Fuzhou steht in hartem Wettbewerb mit Städten wie Chengdu, Nanjing, Hefei und Suzhou und seinem Dauer-Rivalen Indien, der „wegen der englischen Sprache, niedrigerer Kosten, einem großen Mitarbeiter-Pool und der Vertrautheit mit internationalen Vorschriften eine große Wettbewerbsstärke besitzt", so Zhu Xiaoming, Präsident der China Europe International Business School.

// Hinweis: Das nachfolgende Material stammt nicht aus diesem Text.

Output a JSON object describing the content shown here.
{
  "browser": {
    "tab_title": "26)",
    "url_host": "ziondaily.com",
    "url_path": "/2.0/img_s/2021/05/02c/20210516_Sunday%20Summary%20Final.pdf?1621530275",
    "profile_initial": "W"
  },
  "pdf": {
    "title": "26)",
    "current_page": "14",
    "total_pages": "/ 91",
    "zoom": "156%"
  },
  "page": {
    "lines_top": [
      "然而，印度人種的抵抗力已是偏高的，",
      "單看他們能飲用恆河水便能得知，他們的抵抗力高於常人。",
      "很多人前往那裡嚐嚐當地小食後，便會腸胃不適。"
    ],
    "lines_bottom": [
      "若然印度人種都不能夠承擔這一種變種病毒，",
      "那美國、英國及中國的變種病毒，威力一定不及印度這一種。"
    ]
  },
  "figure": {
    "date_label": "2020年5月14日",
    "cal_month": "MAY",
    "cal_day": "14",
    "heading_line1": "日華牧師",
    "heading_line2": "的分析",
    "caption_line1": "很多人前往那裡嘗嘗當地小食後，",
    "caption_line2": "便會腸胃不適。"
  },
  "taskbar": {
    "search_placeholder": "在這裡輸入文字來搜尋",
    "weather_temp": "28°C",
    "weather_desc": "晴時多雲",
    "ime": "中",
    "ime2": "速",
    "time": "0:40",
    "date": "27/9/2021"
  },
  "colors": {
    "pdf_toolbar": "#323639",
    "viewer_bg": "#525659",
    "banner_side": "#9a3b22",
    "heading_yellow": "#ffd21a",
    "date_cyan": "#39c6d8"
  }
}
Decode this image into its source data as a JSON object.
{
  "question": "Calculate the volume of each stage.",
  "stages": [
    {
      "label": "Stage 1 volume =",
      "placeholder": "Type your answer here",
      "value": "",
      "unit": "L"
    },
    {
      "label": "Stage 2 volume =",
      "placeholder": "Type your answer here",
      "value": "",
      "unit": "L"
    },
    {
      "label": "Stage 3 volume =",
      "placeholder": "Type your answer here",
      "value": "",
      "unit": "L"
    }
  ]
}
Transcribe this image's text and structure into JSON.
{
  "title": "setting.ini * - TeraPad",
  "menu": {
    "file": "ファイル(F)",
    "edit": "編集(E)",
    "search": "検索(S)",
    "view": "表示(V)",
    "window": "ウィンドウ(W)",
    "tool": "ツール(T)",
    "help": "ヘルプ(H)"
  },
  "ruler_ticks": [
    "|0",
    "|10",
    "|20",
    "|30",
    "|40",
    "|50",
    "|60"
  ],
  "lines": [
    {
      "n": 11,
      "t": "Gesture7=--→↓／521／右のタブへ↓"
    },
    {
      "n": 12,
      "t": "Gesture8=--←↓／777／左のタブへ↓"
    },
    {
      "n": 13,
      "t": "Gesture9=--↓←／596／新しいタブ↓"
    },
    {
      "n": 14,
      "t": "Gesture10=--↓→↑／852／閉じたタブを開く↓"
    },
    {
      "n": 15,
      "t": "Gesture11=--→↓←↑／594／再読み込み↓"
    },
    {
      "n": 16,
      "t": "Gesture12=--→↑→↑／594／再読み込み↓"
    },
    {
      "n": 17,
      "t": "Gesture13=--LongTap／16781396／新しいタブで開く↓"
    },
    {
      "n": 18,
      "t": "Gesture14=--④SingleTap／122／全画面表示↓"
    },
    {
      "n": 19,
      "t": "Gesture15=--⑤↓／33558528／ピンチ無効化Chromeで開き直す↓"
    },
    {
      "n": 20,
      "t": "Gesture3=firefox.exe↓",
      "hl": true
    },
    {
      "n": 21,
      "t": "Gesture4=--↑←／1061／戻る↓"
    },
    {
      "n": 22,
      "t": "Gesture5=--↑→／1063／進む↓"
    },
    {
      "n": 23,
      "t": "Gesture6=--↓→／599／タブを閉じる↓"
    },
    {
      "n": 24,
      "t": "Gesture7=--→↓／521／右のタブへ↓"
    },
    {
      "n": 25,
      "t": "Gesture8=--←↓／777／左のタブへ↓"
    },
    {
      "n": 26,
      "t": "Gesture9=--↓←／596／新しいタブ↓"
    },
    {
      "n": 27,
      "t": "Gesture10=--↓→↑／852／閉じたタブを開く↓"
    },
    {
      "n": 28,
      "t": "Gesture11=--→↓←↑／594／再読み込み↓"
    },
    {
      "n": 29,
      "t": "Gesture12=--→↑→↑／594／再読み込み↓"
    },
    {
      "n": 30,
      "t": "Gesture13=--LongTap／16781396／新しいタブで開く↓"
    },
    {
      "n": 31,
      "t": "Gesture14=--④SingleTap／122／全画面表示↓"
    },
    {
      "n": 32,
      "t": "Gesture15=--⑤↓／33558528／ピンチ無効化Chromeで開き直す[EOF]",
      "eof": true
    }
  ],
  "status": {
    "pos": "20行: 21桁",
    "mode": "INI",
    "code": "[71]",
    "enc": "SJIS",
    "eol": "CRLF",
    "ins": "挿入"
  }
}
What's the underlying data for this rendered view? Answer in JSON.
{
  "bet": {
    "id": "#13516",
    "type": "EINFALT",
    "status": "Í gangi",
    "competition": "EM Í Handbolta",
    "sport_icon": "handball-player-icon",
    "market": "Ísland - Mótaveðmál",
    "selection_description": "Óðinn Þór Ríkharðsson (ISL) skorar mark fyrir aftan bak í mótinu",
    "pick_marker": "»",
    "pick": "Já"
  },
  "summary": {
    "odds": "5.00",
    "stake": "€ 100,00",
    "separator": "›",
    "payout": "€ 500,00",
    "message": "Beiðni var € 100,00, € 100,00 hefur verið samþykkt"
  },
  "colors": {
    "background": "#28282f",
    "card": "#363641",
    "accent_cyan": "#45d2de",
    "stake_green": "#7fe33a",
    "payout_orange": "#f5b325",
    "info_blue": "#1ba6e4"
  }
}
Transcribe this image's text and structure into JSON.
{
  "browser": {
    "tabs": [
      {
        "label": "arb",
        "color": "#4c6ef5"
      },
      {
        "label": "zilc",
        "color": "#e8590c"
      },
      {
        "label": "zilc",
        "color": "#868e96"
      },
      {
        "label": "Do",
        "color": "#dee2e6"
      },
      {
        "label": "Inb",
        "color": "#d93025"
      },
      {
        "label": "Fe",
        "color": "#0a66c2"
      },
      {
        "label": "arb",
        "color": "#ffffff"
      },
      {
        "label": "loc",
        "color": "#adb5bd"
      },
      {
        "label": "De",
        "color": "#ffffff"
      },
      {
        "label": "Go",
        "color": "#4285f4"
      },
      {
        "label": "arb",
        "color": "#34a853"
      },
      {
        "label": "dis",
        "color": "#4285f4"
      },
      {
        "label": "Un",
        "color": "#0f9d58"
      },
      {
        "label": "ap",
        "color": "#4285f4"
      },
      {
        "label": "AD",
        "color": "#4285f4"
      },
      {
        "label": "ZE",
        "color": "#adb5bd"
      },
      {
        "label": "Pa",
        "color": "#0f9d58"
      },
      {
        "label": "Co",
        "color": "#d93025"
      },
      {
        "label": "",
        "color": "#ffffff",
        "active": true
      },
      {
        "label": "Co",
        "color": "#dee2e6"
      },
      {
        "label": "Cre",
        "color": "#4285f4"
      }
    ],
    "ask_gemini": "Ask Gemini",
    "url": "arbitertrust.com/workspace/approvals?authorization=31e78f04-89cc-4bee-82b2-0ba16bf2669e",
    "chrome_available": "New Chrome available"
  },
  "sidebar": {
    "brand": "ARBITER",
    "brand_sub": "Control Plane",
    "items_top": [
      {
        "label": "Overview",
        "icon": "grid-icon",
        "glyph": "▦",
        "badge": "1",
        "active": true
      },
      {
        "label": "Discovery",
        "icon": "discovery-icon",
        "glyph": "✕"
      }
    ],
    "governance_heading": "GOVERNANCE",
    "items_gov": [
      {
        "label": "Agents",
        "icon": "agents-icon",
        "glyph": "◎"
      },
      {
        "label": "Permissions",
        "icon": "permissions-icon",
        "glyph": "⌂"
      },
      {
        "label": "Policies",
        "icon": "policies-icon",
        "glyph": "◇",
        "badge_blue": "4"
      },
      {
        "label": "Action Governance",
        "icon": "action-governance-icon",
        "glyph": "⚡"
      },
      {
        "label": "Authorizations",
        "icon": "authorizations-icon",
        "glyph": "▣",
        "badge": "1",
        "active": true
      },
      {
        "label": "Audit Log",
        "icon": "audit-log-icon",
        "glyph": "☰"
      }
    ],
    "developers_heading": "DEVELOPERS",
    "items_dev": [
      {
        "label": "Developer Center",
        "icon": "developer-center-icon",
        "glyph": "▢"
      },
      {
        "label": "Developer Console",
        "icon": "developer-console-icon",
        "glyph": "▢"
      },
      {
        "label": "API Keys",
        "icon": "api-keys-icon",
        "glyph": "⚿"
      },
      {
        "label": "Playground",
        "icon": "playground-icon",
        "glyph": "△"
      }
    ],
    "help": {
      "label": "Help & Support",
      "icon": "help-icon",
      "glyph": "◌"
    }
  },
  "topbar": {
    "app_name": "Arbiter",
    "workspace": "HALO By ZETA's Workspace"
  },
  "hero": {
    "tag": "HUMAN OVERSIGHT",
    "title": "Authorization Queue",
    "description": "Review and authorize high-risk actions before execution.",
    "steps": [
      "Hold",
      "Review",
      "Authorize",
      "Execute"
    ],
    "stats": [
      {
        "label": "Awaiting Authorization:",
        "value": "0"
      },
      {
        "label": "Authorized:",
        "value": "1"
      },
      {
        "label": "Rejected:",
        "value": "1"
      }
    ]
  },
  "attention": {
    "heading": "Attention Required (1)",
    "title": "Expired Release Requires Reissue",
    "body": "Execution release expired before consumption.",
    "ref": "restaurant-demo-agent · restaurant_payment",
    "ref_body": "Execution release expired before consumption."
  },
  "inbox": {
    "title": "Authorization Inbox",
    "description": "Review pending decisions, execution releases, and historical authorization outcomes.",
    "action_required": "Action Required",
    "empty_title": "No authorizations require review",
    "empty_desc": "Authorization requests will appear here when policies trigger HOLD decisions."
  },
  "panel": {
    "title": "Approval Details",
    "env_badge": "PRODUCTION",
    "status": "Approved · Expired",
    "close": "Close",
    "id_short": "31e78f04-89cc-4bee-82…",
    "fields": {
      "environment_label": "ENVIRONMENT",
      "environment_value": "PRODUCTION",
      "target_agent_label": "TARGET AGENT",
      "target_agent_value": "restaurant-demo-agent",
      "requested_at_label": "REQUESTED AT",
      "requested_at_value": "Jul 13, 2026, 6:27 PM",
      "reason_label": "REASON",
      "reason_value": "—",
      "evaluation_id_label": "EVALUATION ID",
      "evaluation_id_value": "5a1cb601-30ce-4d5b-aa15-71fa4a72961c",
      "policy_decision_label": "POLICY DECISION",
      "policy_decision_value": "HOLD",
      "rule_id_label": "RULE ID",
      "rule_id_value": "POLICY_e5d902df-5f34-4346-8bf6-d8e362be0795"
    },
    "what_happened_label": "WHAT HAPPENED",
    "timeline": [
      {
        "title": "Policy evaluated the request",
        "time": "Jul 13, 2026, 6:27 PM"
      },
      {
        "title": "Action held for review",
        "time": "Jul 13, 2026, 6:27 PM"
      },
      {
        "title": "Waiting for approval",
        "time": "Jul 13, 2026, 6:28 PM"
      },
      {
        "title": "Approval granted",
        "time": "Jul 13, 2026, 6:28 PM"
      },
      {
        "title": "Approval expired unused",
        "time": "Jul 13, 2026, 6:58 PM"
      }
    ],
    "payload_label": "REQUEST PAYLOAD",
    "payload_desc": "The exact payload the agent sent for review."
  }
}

"Ich denke, dass auch China viele Vorteile hat. Erstens steht das Land wie andere Industriestaaten in den Startlöchern für die dritte industrielle Revolution – die digitale Revolution. Zweitens ist es als bevölkerungsreichstes Land ein riesiger und attraktiver Verbrauchermarkt für Outsourcer. Und schließlich hat China die meisten Hochschulabsolventen in der Welt", so Zhu. „Angesichts der harten Konkurrenz sind Produkt- und Dienstleistungsinnovationen die einzige Lösung."
China sei immer noch zu sehr auf die Produktion fokussiert, meint Peng Qiang, Vizepräsident von Softstone Co. Ltd., Chinas führendem Anbieter von IT-Lösungen.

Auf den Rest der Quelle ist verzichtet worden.